The Help

In the 1960s, and for hundreds of years prior, blacks and whites did not often share restrooms, public or otherwise. In the 1960s, Jackson, Mississippi, was indeed a stirred up fire ant bed of segregated unrest as it should have been, because Jackson was in the heart of the most deeply segregated area of the United States. Medgar Evers was indeed killed. JFK was shot. The historical accuracy of The Help ends there.

But that does not make it any less of a movie than it would be were it all true.

The Help is the story of a group of Jackson, Mississippi, housekeepers and their attempts to gain equality in the early 1960s. They are helped in their cause by a young woman named Skeeter eager to write a book about “what disturbs” her that no one else is writing about. She is chiefly disturbed by the way these black women are treated by the very people whom they take care of and whom they have taken care of for generations, so she compiles these domestic workers’ stories and publishes them in an anonymously authored book. “The Help” is the name of the book they write, but the film The Help is told from the perspective of one of the housekeepers, Aibileen. The film is her story.

The Help is as funny and sanitary a movie as I have seen this summer, especially considering its serious and messy subject matter. For all of its two hour and twenty-six minute run time, I was engaged, amused, and touched. The messages and themes are at times a bit explicit, but they are conveyed with such conviction and skill, such genuineness by the performers, the explicitness is easily overlooked. If ever a movie in recent times called for a Best Ensemble Academy Award category, The Help is it.

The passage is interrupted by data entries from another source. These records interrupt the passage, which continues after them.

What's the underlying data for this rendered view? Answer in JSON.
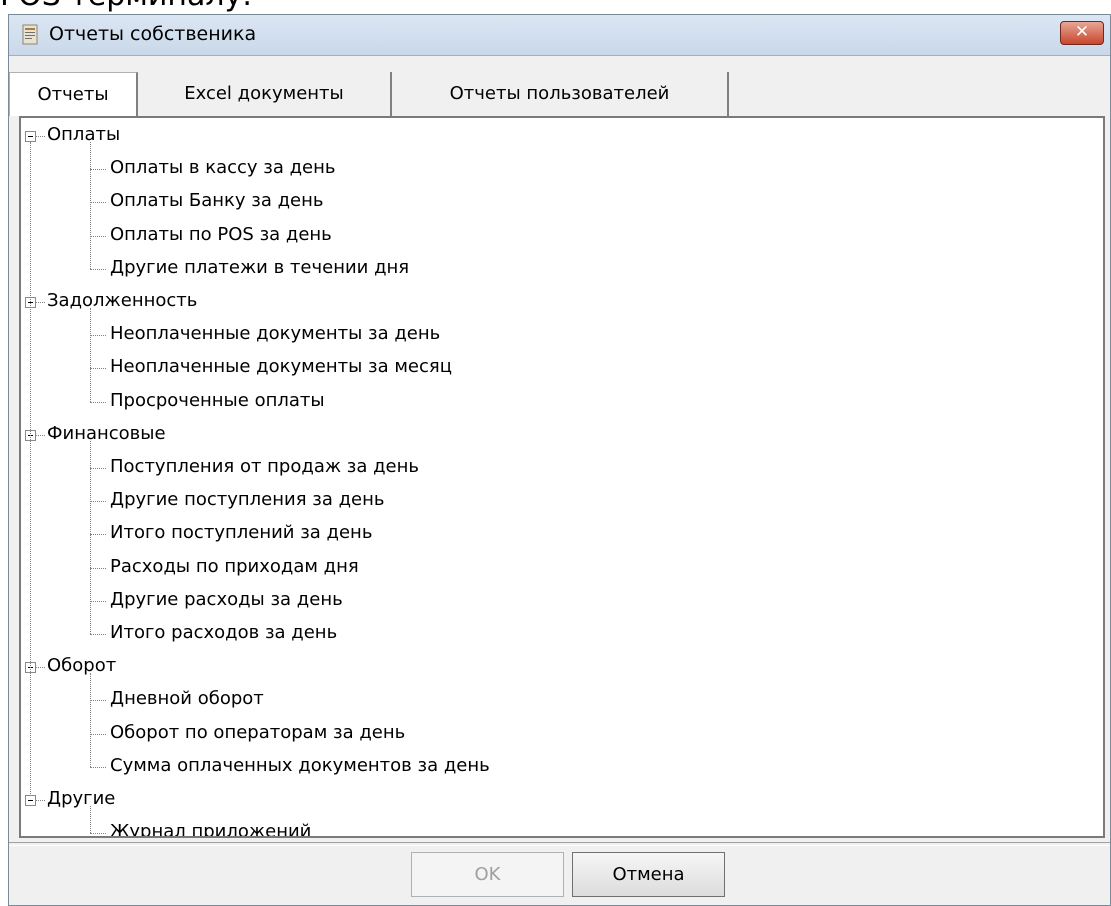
{
  "top_caption": "POS терминалу.",
  "window": {
    "title": "Отчеты собственика",
    "close_glyph": "✕"
  },
  "tabs": [
    {
      "label": "Отчеты",
      "active": true
    },
    {
      "label": "Excel документы",
      "active": false
    },
    {
      "label": "Отчеты  пользователей",
      "active": false
    }
  ],
  "tree": [
    {
      "label": "Оплаты",
      "children": [
        "Оплаты в кассу за день",
        "Оплаты Банку за день",
        "Оплаты по POS за день",
        "Другие платежи в течении дня"
      ]
    },
    {
      "label": "Задолженность",
      "children": [
        "Неоплаченные документы за день",
        "Неоплаченные документы за месяц",
        "Просроченные оплаты"
      ]
    },
    {
      "label": "Финансовые",
      "children": [
        "Поступления от продаж за день",
        "Другие поступления за день",
        "Итого поступлений за день",
        "Расходы по приходам дня",
        "Другие расходы за день",
        "Итого расходов за день"
      ]
    },
    {
      "label": "Оборот",
      "children": [
        "Дневной оборот",
        "Оборот по операторам за день",
        "Сумма  оплаченных документов за день"
      ]
    },
    {
      "label": "Другие",
      "children": [
        "Журнал приложений"
      ]
    }
  ],
  "buttons": {
    "ok": {
      "label": "OK",
      "enabled": false
    },
    "cancel": {
      "label": "Отмена",
      "enabled": true
    }
  }
}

Every woman in this almost entirely female cast is superb.

The Civil Rights Movement of the 1960s serves as the back-drop for The Help, but I did not walk out of the theater with a renewed commitment to racial equality. I left deeply appreciative of women and deeply disturbed by how women are affected by our materialistic culture. To reiterate, The Help, I contend, is not about racism, and it’s not about sexism either. I saw in The Help a depiction of the destructive power of materialism.

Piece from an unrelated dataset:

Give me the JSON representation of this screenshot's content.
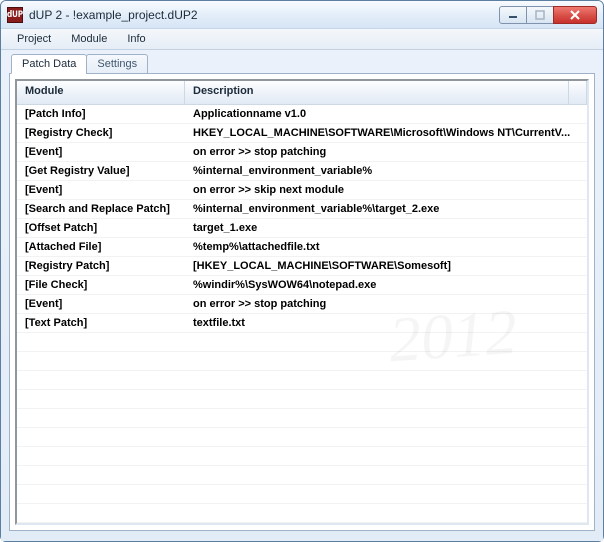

The Help‘s villain is Hilly Holbrook, a racist, vindictive woman portrayed with vicious glee by Bryce Dallas Howard. Hilly reigns supreme at the top of Jackson society’s social pyramid. She is the one lobbying for mandatory separate restrooms for blacks and whites. She is the one who excludes other white women who she feels don’t belong in proper society. She is the one whose comeuppance symbolizes victory for the maltreated and misused. The audience is supposed to hate Hilly and all for which she stands.

For the first hour and forty-five minutes of the film, I hated her with passion, and then I realized the sadness and desperation of her own life. Hilly does not sit enthroned atop a gleaming pyramid. She reigns over a dung heap. This is a truth not lost to the movie itself as Hilly’s final confrontation with the film’s central character, the housekeeper Aibileen, makes clear.

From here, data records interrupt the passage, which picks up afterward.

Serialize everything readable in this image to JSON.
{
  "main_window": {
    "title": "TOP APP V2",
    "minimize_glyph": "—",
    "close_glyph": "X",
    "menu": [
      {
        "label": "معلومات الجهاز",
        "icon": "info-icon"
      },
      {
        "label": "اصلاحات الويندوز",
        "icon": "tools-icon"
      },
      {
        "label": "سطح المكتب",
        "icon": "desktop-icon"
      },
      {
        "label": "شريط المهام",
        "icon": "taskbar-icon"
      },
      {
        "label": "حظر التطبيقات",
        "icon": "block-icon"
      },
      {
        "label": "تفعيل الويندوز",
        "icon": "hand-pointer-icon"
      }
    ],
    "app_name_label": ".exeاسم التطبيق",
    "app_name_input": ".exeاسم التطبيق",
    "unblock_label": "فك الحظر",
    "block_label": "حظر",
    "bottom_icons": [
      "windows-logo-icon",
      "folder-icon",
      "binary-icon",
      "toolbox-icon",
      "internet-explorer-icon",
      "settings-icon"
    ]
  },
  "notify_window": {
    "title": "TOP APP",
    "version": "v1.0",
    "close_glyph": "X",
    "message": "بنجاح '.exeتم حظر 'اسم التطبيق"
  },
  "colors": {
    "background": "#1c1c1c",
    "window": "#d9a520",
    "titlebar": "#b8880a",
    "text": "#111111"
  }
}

Hilly is so desperate to keep everyone else down because all she has is her little self-created kingdom of social standing and wealth. Everything she does is an attempt to shore up the walls of this kingdom. She organizes “coat drives” to remind herself that she is not poor. Her women’s committee lies to itself about making “a big dent” in African hunger. Her crusade against the housekeepers is born out of guilt that she is incapable of keeping her house on her own. She must denigrate the black women around her because they are ever present reminders of her own inadequacy and the weakness of her way of life.

Appearances are everything to Hilly and her covey of similarly self-interested wealthy, white women, because appearances are all they really have. The shocking revelation contained in the housekeepers’ book isn’t that racism runs rampant in Jackson society. It’s that Jackson society is a sham.

The white women in Jackson are nothing without their housekeepers. They cannot cook. They cannot clean. They cannot take care of their children. More so, even with those responsibilities shoved off on their housekeepers, The Help demonstrates that the women cannot maintain their way of life, the deeper irony being that the oppressors (the white women) are themselves oppressed by the culture of Materialism.

Even the men in The Help‘s world are victims of this culture. Where are the men in this story? They are conspicuously absent. The white men are always working, taken from their loved ones by the need to provide the lavish lifestyle they all “enjoy.” The black men are absent as well, and the ones who are talked about are mentioned in the context of abuse, having had no other outlet for their anger than to lash out against the only people they have power over – their wives and children. The black women are indeed at the bottom of this materialistic pyramid of power. Being at the bottom, they form the foundation for the unjust system. When they rebel, everything above begins to crumble.

The Help doesn’t resolve. Aibileen and one of the other housekeepers do begin to find some freedom, but there is clearly a long road ahead for everyone involved in the story. This is presented visually in the film’s closing shot.

The scenes I found most poignant though were a scene in which Aibileen’s friend and co-conspirator Minnie is presented with a feast by her employers and an immediately following scene in which Aibileen’s church community applauds her and the risk she has taken to tell her story. I was struck then with the conviction that all women deserve a feast, and all women deserve applause for what they have done both to sustain us and to set us free.

The Help isn’t a “true” story in that the events it portrays did not happen in history, but it is true in that it tells us the truth about the world we live in now. The Civil Rights Movement of the 1960s essentially ended institutionalized racism in the United States, but Materialism still rears its ugly head. As in the ’60s, our world will begin to change for the better when the oppressed begin to shake off the yoke of their oppressors, forcing the oppressors to take note of the yokes placed upon them by the system itself. I pray God gives us more truth-tellers like Aibileen to help begin to set us free.